The regulation of gene expression is intricately linked to cell metabolism. Metabolic pathways provide precursor molecules and ATP that are necessary for gene expression (48). Hence, we conducted metabolomic profiling to examine the metabolic alterations in PAH, and elevated levels of ADP were observed. It has been proposed that purinergic signaling activated by an alteration of nucleotides contributes to the pathogenesis of PAH (49). Moreover, activation of purinergic P2Y1-receptor (P2Y1R) and P2Y12R mediated by ADP plays an important role in pulmonary vascular remodeling and inflammation in PAH (49). Our metabolomic analysis also revealed a significant decrease in the levels of citric acid in the PAH samples. Conversely, increased levels of citric acid or citrate (the conjugate base of citric acid) in PAH patients were observed in other studies (50, 51). The discrepancy should be further explored. Citrate is a significant intermediate produced in the initial step of the citric acid cycle, subsequently undergoing conversion into isocitrate (52). Dysfunction of the citric acid cycle has been reported to occur in PAH and might potentially contribute to the pathogenesis of PAH (29).

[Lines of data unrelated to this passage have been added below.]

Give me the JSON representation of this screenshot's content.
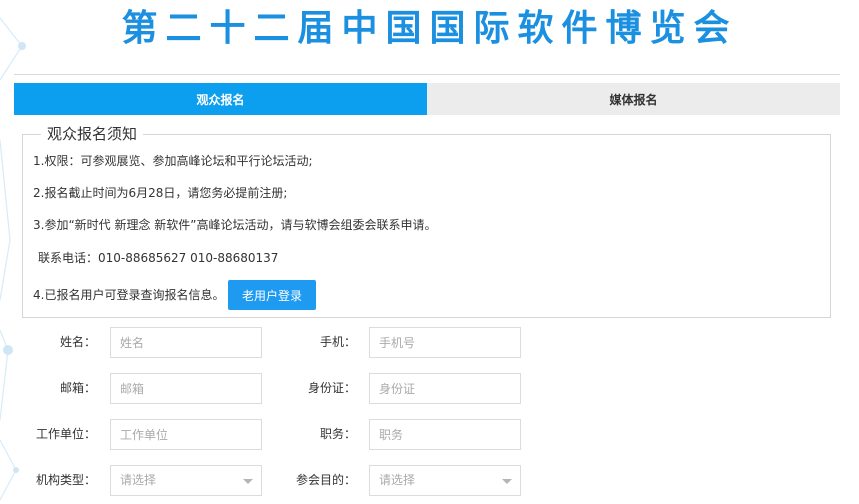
{
  "header": {
    "title": "第二十二届中国国际软件博览会"
  },
  "tabs": [
    {
      "label": "观众报名",
      "active": true
    },
    {
      "label": "媒体报名",
      "active": false
    }
  ],
  "notice": {
    "title": "观众报名须知",
    "line1": "1.权限：可参观展览、参加高峰论坛和平行论坛活动;",
    "line2": "2.报名截止时间为6月28日，请您务必提前注册;",
    "line3": "3.参加“新时代 新理念 新软件”高峰论坛活动，请与软博会组委会联系申请。",
    "phone": "联系电话：010-88685627   010-88680137",
    "line4": "4.已报名用户可登录查询报名信息。",
    "login_button": "老用户登录"
  },
  "form": {
    "name": {
      "label": "姓名：",
      "placeholder": "姓名"
    },
    "phone": {
      "label": "手机：",
      "placeholder": "手机号"
    },
    "email": {
      "label": "邮箱：",
      "placeholder": "邮箱"
    },
    "id_card": {
      "label": "身份证：",
      "placeholder": "身份证"
    },
    "company": {
      "label": "工作单位：",
      "placeholder": "工作单位"
    },
    "position": {
      "label": "职务：",
      "placeholder": "职务"
    },
    "org_type": {
      "label": "机构类型：",
      "value": "请选择"
    },
    "purpose": {
      "label": "参会目的：",
      "value": "请选择"
    }
  },
  "colors": {
    "accent": "#0c9eef",
    "title": "#1b8fe0",
    "button": "#1e9af0"
  }
}
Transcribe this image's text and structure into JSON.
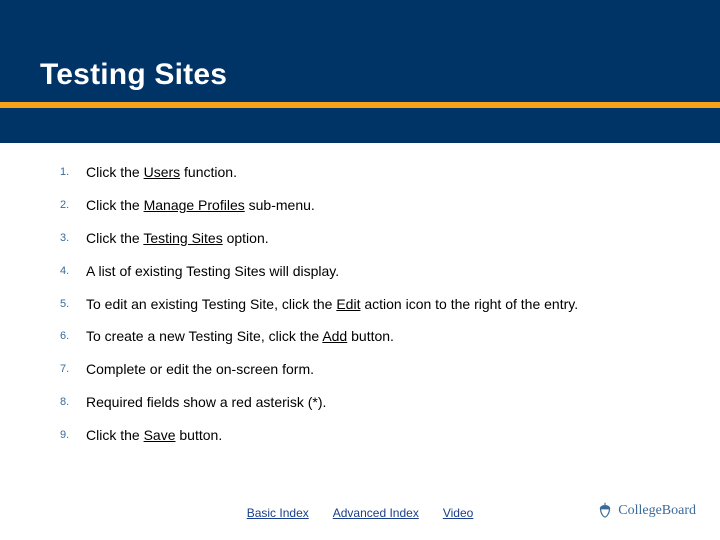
{
  "header": {
    "title": "Testing Sites"
  },
  "steps": [
    {
      "n": "1.",
      "parts": [
        "Click the ",
        {
          "u": "Users"
        },
        " function."
      ]
    },
    {
      "n": "2.",
      "parts": [
        "Click the ",
        {
          "u": "Manage Profiles"
        },
        " sub-menu."
      ]
    },
    {
      "n": "3.",
      "parts": [
        "Click the ",
        {
          "u": "Testing Sites"
        },
        " option."
      ]
    },
    {
      "n": "4.",
      "parts": [
        "A list of existing Testing Sites will display."
      ]
    },
    {
      "n": "5.",
      "parts": [
        "To edit an existing Testing Site, click the ",
        {
          "u": "Edit"
        },
        " action icon to the right of the entry."
      ]
    },
    {
      "n": "6.",
      "parts": [
        "To create a new Testing Site, click the ",
        {
          "u": "Add"
        },
        " button."
      ]
    },
    {
      "n": "7.",
      "parts": [
        "Complete or edit the on-screen form."
      ]
    },
    {
      "n": "8.",
      "parts": [
        "Required fields show a red asterisk (*)."
      ]
    },
    {
      "n": "9.",
      "parts": [
        "Click the ",
        {
          "u": "Save"
        },
        " button."
      ]
    }
  ],
  "footer": {
    "links": [
      "Basic Index",
      "Advanced Index",
      "Video"
    ],
    "logo_text": "CollegeBoard"
  }
}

In addition, increased levels of 3-phenyllactic-acid were found in the PAH samples in the current study. 3-phenyllactic acid is a product of phenylalanine catabolism generated by human host and intestinal bacteria (53). It regulates human immune system and acts as a mediator of bacterial-host interactions (53). Phenyllactic acid can be accumulated in the blood and tissues of patients with phenylketonuria (54). It also promotes cell migration and invasion in cervical cancer by up-regulating the expression of the mitochondrial protease MMP9 (55). In fungi, 3-phenyllactic acid could disrupt cell membrane and interfere with mitochondrial energy metabolism (56, 57). Our findings suggest that 3-phenyllactic-acid might potentially be a novel biomarker for PAH.
Certain limitations existed in the current study. Limited lung tissue samples from patients were available for analyses, restricting its broader applicability, and access to larger sample sizes will allow further exploration of the present results. Moreover, future in vitro experiments would provide further insights into the potential pathogenic mechanisms of PAH.